Extra Compilation Notes:

if sdsl-lite is not already installed, a local installation will be build. If this is the case, make sure that you clone this repo using the --recursive option or run git submodule update --init --recursive

You will have to make Big-BWT directly and add the directory containing all the binaries associated with it to $PATH. (We plan to directly integrate Big-BWT into r-index in the future`.

cd Big-BWT
make
export PATH="$PATH:$(readlink -f .)"

ORIGINAL README

Author: Nicola Prezza (nicola.prezza@gmail.com) Joint work with Travis Gagie and Gonzalo Navarro

cite as:

Gagie T, Navarro G, Prezza N. Optimal-time text indexing in BWT-runs bounded space. In Proceedings of the Twenty-Ninth Annual ACM-SIAM Symposium on Discrete Algorithms, SODA 2018, New Orleans, NA, USA, January 7-10 2017.

Brief description

The r-index is the first full-text index of size O(r), r being the number of BWT runs of the input text (of size n), supporting fast (almost optimal) locate of pattern occurrences. The r-index employs a novel suffix array sampling of size 2r; in classical FM-indexes, this sampling would result in a locate time of Omega(n/r) per occurrence. The r-index, on the other hand, reduces this time to O(log(n/r)).
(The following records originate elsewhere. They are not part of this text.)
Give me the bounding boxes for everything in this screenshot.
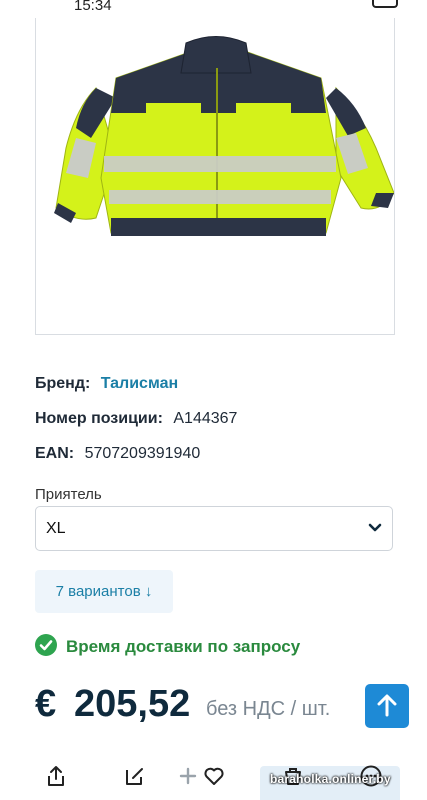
size-select[interactable]: XL xyxy=(35,506,393,551)
check-icon xyxy=(35,634,57,656)
scroll-top-button[interactable] xyxy=(365,684,409,728)
product-image[interactable] xyxy=(35,18,395,335)
price-suffix: без НДС / шт. xyxy=(206,698,331,720)
plus-icon[interactable] xyxy=(176,764,200,788)
status-bar: 15:34 xyxy=(0,0,427,18)
brand-link[interactable]: Талисман xyxy=(101,375,178,392)
heart-icon[interactable] xyxy=(202,764,226,788)
sku-row: Номер позиции: A144367 xyxy=(35,410,237,428)
status-time: 15:34 xyxy=(74,0,112,14)
sku-value: A144367 xyxy=(173,410,238,427)
price-currency: € xyxy=(35,683,57,725)
watermark: baraholka.onliner.by xyxy=(270,772,391,786)
edit-icon[interactable] xyxy=(123,764,147,788)
size-select-value: XL xyxy=(46,520,66,537)
arrow-up-icon xyxy=(377,694,397,717)
variants-button[interactable]: 7 вариантов ↓ xyxy=(35,570,173,613)
price-amount: 205,52 xyxy=(74,683,191,725)
size-select-label: Приятель xyxy=(35,486,102,503)
brand-label: Бренд: xyxy=(35,375,91,392)
share-icon[interactable] xyxy=(44,764,68,788)
chevron-down-icon xyxy=(368,523,382,532)
ean-row: EAN: 5707209391940 xyxy=(35,445,200,463)
ean-label: EAN: xyxy=(35,445,75,462)
sku-label: Номер позиции: xyxy=(35,410,163,427)
device-icon xyxy=(372,0,398,8)
jacket-image xyxy=(54,36,394,236)
delivery-text: Время доставки по запросу xyxy=(66,637,301,656)
brand-row: Бренд: Талисман xyxy=(35,375,178,393)
ean-value: 5707209391940 xyxy=(84,445,201,462)
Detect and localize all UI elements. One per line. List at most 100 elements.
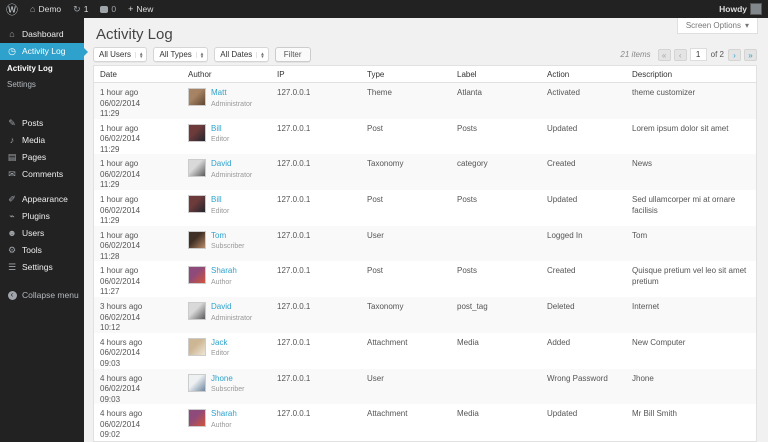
filter-button[interactable]: Filter <box>274 47 311 62</box>
first-page-button[interactable]: « <box>657 48 671 61</box>
site-name: Demo <box>38 4 62 14</box>
author-link[interactable]: Jack <box>211 338 229 349</box>
author-avatar <box>188 266 206 285</box>
type-cell: Attachment <box>367 409 408 419</box>
sidebar-item-label: Collapse menu <box>22 289 79 300</box>
screen-options-label: Screen Options <box>685 21 741 30</box>
sidebar-item-label: Posts <box>22 118 44 129</box>
action-cell: Updated <box>547 195 578 205</box>
table-row: 1 hour ago 06/02/2014 11:27 Sharah Author … <box>94 261 756 297</box>
label-cell: Posts <box>457 195 478 205</box>
update-count: 1 <box>83 4 89 14</box>
table-row: 3 hours ago 06/02/2014 10:12 David Adminis… <box>94 297 756 333</box>
total-pages-text: of 2 <box>710 50 724 59</box>
admin-sidebar: ⌂ Dashboard ◷ Activity Log Activity Log S… <box>0 18 84 442</box>
description-cell: News <box>632 159 653 169</box>
action-cell: Deleted <box>547 302 575 312</box>
my-account-link[interactable]: Howdy <box>713 0 768 18</box>
author-avatar <box>188 337 206 356</box>
sidebar-item-collapse[interactable]: ‹ Collapse menu <box>0 286 84 304</box>
author-link[interactable]: Matt <box>211 88 252 99</box>
description-cell: Internet <box>632 302 660 312</box>
author-cell: Bill Editor <box>182 119 271 155</box>
site-name-link[interactable]: ⌂ Demo <box>24 0 67 18</box>
sidebar-item-appearance[interactable]: ✐ Appearance <box>0 191 84 208</box>
type-cell: Attachment <box>367 337 408 347</box>
sidebar-item-posts[interactable]: ✎ Posts <box>0 115 84 132</box>
users-filter-value: All Users <box>99 50 132 59</box>
wordpress-logo-icon: Ⓦ <box>6 2 19 17</box>
sidebar-item-settings[interactable]: ☰ Settings <box>0 259 84 276</box>
users-filter-select[interactable]: All Users ▲ ▼ <box>93 47 148 62</box>
author-link[interactable]: David <box>211 159 252 170</box>
wp-logo-button[interactable]: Ⓦ <box>0 0 24 18</box>
sidebar-item-label: Comments <box>22 169 64 180</box>
sidebar-item-comments[interactable]: ✉ Comments <box>0 166 84 183</box>
sidebar-item-tools[interactable]: ⚙ Tools <box>0 242 84 259</box>
action-cell: Created <box>547 159 576 169</box>
ip-cell: 127.0.0.1 <box>277 159 311 169</box>
items-count: 21 items <box>620 50 651 59</box>
column-header-ip[interactable]: IP <box>271 70 361 79</box>
column-header-action[interactable]: Action <box>541 70 626 79</box>
label-cell: post_tag <box>457 302 488 312</box>
sidebar-item-dashboard[interactable]: ⌂ Dashboard <box>0 26 84 43</box>
author-link[interactable]: Bill <box>211 195 229 206</box>
submenu-item-activity-log[interactable]: Activity Log <box>0 61 84 77</box>
author-role: Administrator <box>211 100 253 108</box>
table-row: 1 hour ago 06/02/2014 11:29 David Administ… <box>94 154 756 191</box>
ip-cell: 127.0.0.1 <box>277 266 311 276</box>
column-header-date[interactable]: Date <box>94 70 182 79</box>
author-avatar <box>188 409 206 428</box>
description-cell: New Computer <box>632 337 686 347</box>
types-filter-select[interactable]: All Types ▲ ▼ <box>153 47 209 62</box>
sidebar-item-activity-log[interactable]: ◷ Activity Log <box>0 43 84 60</box>
comments-link[interactable]: 0 <box>94 0 122 18</box>
author-avatar <box>188 123 206 142</box>
submenu-item-settings[interactable]: Settings <box>0 77 84 93</box>
last-page-button[interactable]: » <box>744 48 757 61</box>
column-header-author[interactable]: Author <box>182 70 271 79</box>
column-header-type[interactable]: Type <box>361 70 451 79</box>
sidebar-item-pages[interactable]: ▤ Pages <box>0 149 84 166</box>
description-cell: theme customizer <box>632 88 696 97</box>
author-avatar <box>188 373 206 392</box>
author-link[interactable]: Tom <box>211 231 244 242</box>
type-cell: User <box>367 373 384 383</box>
date-cell: 1 hour ago 06/02/2014 11:29 <box>100 123 141 154</box>
screen-options-tab[interactable]: Screen Options ▾ <box>676 18 758 34</box>
ip-cell: 127.0.0.1 <box>277 373 311 383</box>
author-link[interactable]: Sharah <box>211 409 237 420</box>
dates-filter-select[interactable]: All Dates ▲ ▼ <box>214 47 269 62</box>
date-cell: 1 hour ago 06/02/2014 11:29 <box>100 159 141 190</box>
label-cell: Posts <box>457 123 478 133</box>
sidebar-item-users[interactable]: ☻ Users <box>0 225 84 242</box>
column-header-label[interactable]: Label <box>451 70 541 79</box>
new-label: New <box>136 4 154 14</box>
sidebar-item-media[interactable]: ♪ Media <box>0 132 84 149</box>
date-cell: 1 hour ago 06/02/2014 11:27 <box>100 266 141 297</box>
updates-link[interactable]: ↻ 1 <box>67 0 94 18</box>
author-avatar <box>188 195 206 214</box>
author-link[interactable]: David <box>211 302 252 313</box>
author-link[interactable]: Jhone <box>211 374 244 385</box>
sidebar-item-plugins[interactable]: ⌁ Plugins <box>0 208 84 225</box>
column-header-description[interactable]: Description <box>626 70 756 79</box>
prev-page-button[interactable]: ‹ <box>673 48 687 61</box>
sidebar-submenu: Activity Log Settings <box>0 60 84 97</box>
type-cell: User <box>367 230 384 240</box>
tools-icon: ⚙ <box>7 245 17 256</box>
type-cell: Post <box>367 195 384 205</box>
author-link[interactable]: Bill <box>211 124 229 135</box>
author-role: Editor <box>211 207 230 215</box>
ip-cell: 127.0.0.1 <box>277 195 311 205</box>
author-link[interactable]: Sharah <box>211 266 237 277</box>
next-page-button[interactable]: › <box>728 48 741 61</box>
new-content-link[interactable]: + New <box>122 0 159 18</box>
current-page-input[interactable] <box>689 48 707 61</box>
date-cell: 1 hour ago 06/02/2014 11:28 <box>100 230 141 261</box>
ip-cell: 127.0.0.1 <box>277 302 311 312</box>
date-cell: 4 hours ago 06/02/2014 09:03 <box>100 337 143 368</box>
description-cell: Lorem ipsum dolor sit amet <box>632 123 729 133</box>
author-cell: David Administrator <box>182 154 271 190</box>
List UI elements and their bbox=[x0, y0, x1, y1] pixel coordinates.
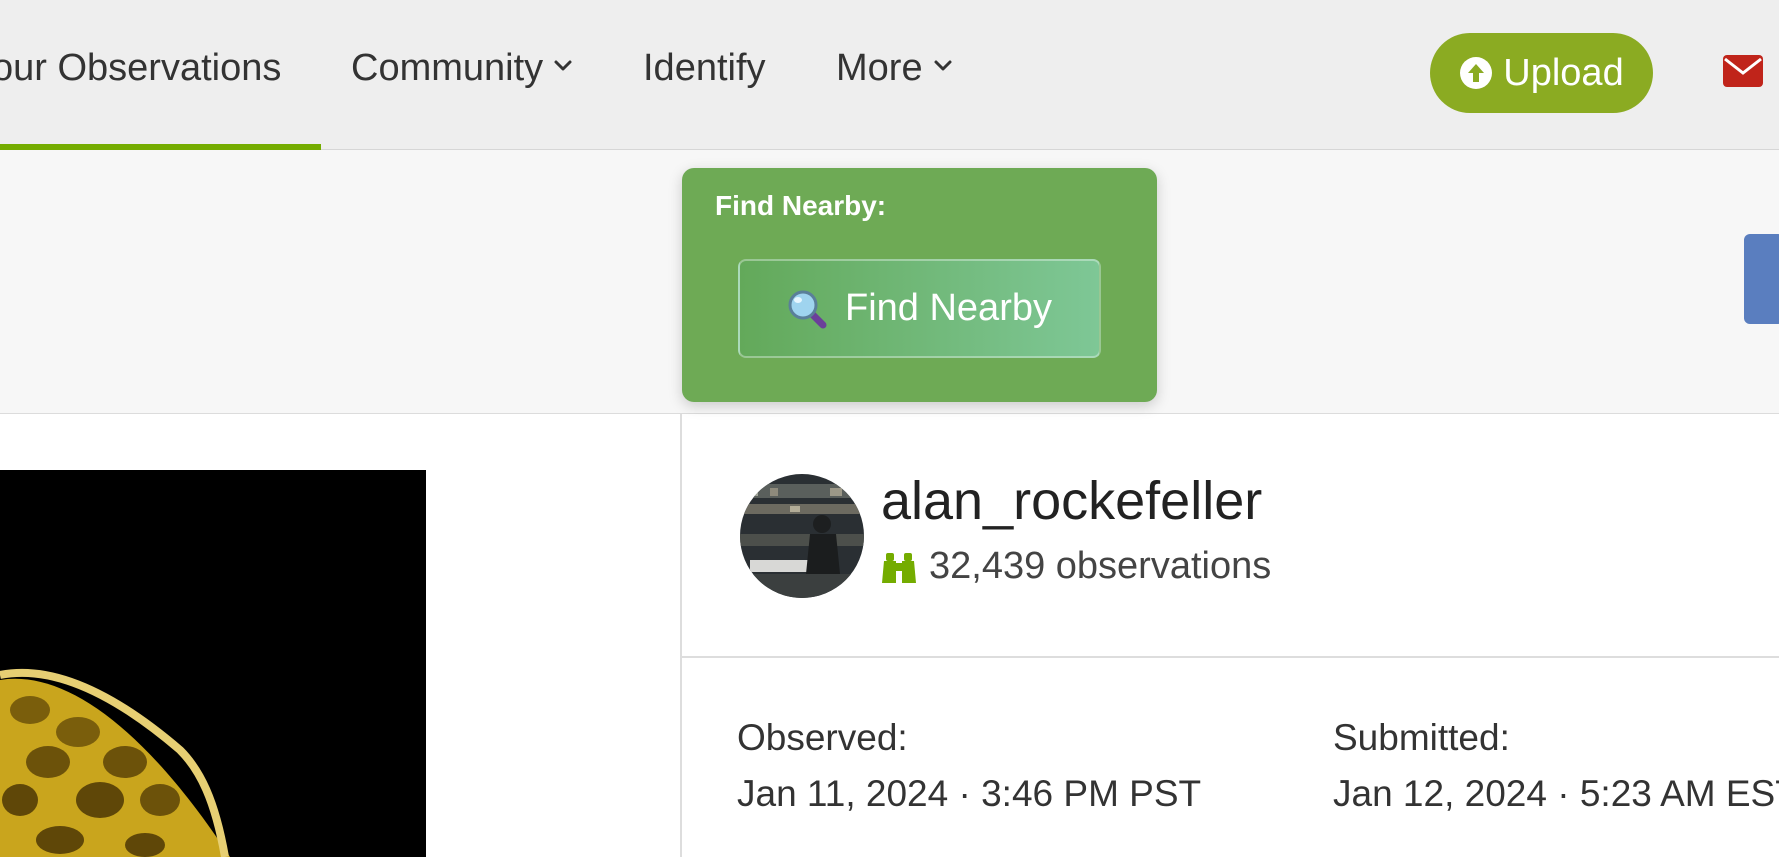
nav-community-label: Community bbox=[351, 47, 544, 89]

Let s be the alphabet size and fix a constant eps>0. The r-index offers the following tradeoffs:

  • Space: r * ( log s + (1+eps)log(n/r) + 2log n ) bits
  • Count time: O( (m/eps) * (log (n/r) + log s) )
  • Locate time: After count, O( log(n/r) ) time per occurrence

On very repetitive datasets, the r-index locates orders of magnitude faster than the RLCSA (with a sampling rate resulting in the same size for the two indexes).

NEWS: refactored locate strategy. Let (l,r) be the SA range. Now, the index first finds SA[r] and then applies function Phi to locate SA[r-1], SA[r-2], ..., SA[l]. This is both faster and more space efficient than the strategy originally implemented and described in the paper.

Download

To clone the repository, run:

git clone http://github.com/nicolaprezza/r-index

Compile

The library has been tested under linux using gcc 6.2.0. You need the SDSL library installed on your system (https://github.com/simongog/sdsl-lite).

We use cmake to generate the Makefile. Create a build folder in the main r-index folder:

mkdir build

run cmake:

cd build; cmake ..

and compile:

make

Run

After compiling, run

ri-build input

This command will create the r-index of the text file "input" and will store it as "input.ri". Use option -o to specify a different basename for the index file.

Run

ri-count index.ri patterns

to count number of occurrences of the patterns, where is a file containing the patterns in pizza&chili format (http://pizzachili.dcc.uchile.cl/experiments.html). To generate pattern files, use the tool http://pizzachili.dcc.uchile.cl/utils/genpatterns.c

Run

ri-locate index.ri patterns

to locate all occurrences of the patterns.

Be aware that the above executables are just benchmarking tools: no output is generated (pattern occurrences are deleted after being extracted and not printed to output).